Kat takes the slim, silvery laptop from her and looks it over. It’s not new but it’s a much faster model than the one she’s brought from home. She hopes it costs less than two hundred bucks because that’s all the spending money she has. Even that was a parting gift from Saundra; Mom’s more broke than usual after that last-minute plane ticket.
MY last two zoo paychecks were in our account, Kat remembers, getting angry all over again. “It’s a good one,” she says out loud. “How much do I owe you?”
“Not a penny. The last time I taught, my students didn’t use computers. When my friend Marjorie heard that I’m planning to teach a
gain, she insisted on giving us this one. Now come along; you can unpack and settle in while I heat up our dinner.”
Kat pulls her suitcases into a small guest room off the kitchen—bed, chest of drawers, wooden floors with fluffy white rug by the bed, nightstand with a vase of fragrant white roses. White sheets, white towels, white blanket, white soap. Everything in the tidy little room is white. Everything except Kat, her clothes, and her new teacher, whose eyes take in all the black stuff Kat starts arranging in the empty drawers.
“I’ll give you a shout when dinner’s on the table,” she says, and leaves Kat to it.
Kat finishes unpacking before she turns on her phone. Immediately, texts swoop in from Mom.
Did you make it, darling?
Kat?
Did you land?
Text when you get this.
How’s Ms. Jones?
Come on, Kat. Are you going to stay mad the whole time you’re gone?
And from Saundra: Text your mom, Filhote. Cut her some slack.
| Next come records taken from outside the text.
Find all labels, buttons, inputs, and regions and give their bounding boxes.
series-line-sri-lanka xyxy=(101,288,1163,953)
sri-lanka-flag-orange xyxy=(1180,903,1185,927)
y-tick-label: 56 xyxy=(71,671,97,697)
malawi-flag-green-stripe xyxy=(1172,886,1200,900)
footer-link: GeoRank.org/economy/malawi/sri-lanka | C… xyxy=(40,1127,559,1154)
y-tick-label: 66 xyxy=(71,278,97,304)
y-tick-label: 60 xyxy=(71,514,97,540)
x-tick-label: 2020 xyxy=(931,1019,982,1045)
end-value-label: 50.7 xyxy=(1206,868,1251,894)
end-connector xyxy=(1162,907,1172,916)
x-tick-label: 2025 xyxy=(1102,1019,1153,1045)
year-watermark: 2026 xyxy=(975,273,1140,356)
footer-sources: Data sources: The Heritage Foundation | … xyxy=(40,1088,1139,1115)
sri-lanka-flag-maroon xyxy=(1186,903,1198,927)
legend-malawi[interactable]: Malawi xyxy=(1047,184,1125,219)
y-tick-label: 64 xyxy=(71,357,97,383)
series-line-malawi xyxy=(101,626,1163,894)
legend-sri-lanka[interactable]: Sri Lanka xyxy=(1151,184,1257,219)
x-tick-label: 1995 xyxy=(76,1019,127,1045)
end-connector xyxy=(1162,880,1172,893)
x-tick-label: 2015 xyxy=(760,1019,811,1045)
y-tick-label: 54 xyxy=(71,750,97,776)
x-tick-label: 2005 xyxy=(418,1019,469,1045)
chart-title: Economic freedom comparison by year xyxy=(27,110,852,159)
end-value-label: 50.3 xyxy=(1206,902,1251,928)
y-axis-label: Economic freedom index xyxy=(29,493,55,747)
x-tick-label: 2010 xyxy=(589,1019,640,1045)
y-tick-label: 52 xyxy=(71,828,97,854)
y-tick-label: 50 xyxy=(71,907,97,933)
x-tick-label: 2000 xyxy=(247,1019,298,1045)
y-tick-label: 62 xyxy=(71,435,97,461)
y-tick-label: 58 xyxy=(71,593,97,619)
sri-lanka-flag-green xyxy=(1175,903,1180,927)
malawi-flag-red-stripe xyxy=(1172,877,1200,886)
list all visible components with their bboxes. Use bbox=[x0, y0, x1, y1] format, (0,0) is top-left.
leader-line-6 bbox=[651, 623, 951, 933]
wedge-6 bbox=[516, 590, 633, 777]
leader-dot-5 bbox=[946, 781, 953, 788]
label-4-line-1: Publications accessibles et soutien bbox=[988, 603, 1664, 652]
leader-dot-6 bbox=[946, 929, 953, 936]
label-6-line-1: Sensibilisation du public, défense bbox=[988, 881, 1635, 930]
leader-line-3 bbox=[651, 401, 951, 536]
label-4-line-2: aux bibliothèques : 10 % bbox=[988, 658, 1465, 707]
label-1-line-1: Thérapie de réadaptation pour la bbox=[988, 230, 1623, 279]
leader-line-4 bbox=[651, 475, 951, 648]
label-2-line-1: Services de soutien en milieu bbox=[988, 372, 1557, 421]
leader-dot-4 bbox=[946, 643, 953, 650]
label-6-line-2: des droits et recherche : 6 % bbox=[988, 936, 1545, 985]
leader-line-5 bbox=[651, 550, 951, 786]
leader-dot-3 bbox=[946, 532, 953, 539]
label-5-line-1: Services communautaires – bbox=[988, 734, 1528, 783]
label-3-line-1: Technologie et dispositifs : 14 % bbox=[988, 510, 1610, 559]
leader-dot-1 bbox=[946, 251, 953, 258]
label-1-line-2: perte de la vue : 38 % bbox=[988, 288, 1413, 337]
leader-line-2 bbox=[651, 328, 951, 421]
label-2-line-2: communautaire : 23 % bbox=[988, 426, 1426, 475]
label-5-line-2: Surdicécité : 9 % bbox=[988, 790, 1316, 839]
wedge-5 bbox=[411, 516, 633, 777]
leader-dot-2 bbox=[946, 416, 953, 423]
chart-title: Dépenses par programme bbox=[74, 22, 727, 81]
Kat sighs and answers both of them at once: Made it. Tired. Good night. She puts her phone back on airplane mode before they can answer.
Nothing from Brittany or Amber, but they’re not daily-contact friends. They text only when there’s a biology assignment due or an ACT prep session to attend. Kat’s never visited their homes and they certainly haven’t come to her apartment. She’s not sure they know she’s in Boston, or whether she’ll even tell them. By now, Sanger students have probably heard something from a teacher or a staff member like “Katina King will be taking a break until the end of the semester.” She can imagine Dr. Mitchell telling everyone to “give her space and honor her privacy.”
Vomit. Puke. The entire school is lifting that Wolf’s fist high in the air. And the winner is—
“Katina! Dinner!”
The table is set with two bowls of piping-hot stew. Tender, sautéed greens and black-eyed beans. Steaming rice. Chocolate cake, too, from scratch, with WELCOME, KATINA in icing swirls across the top.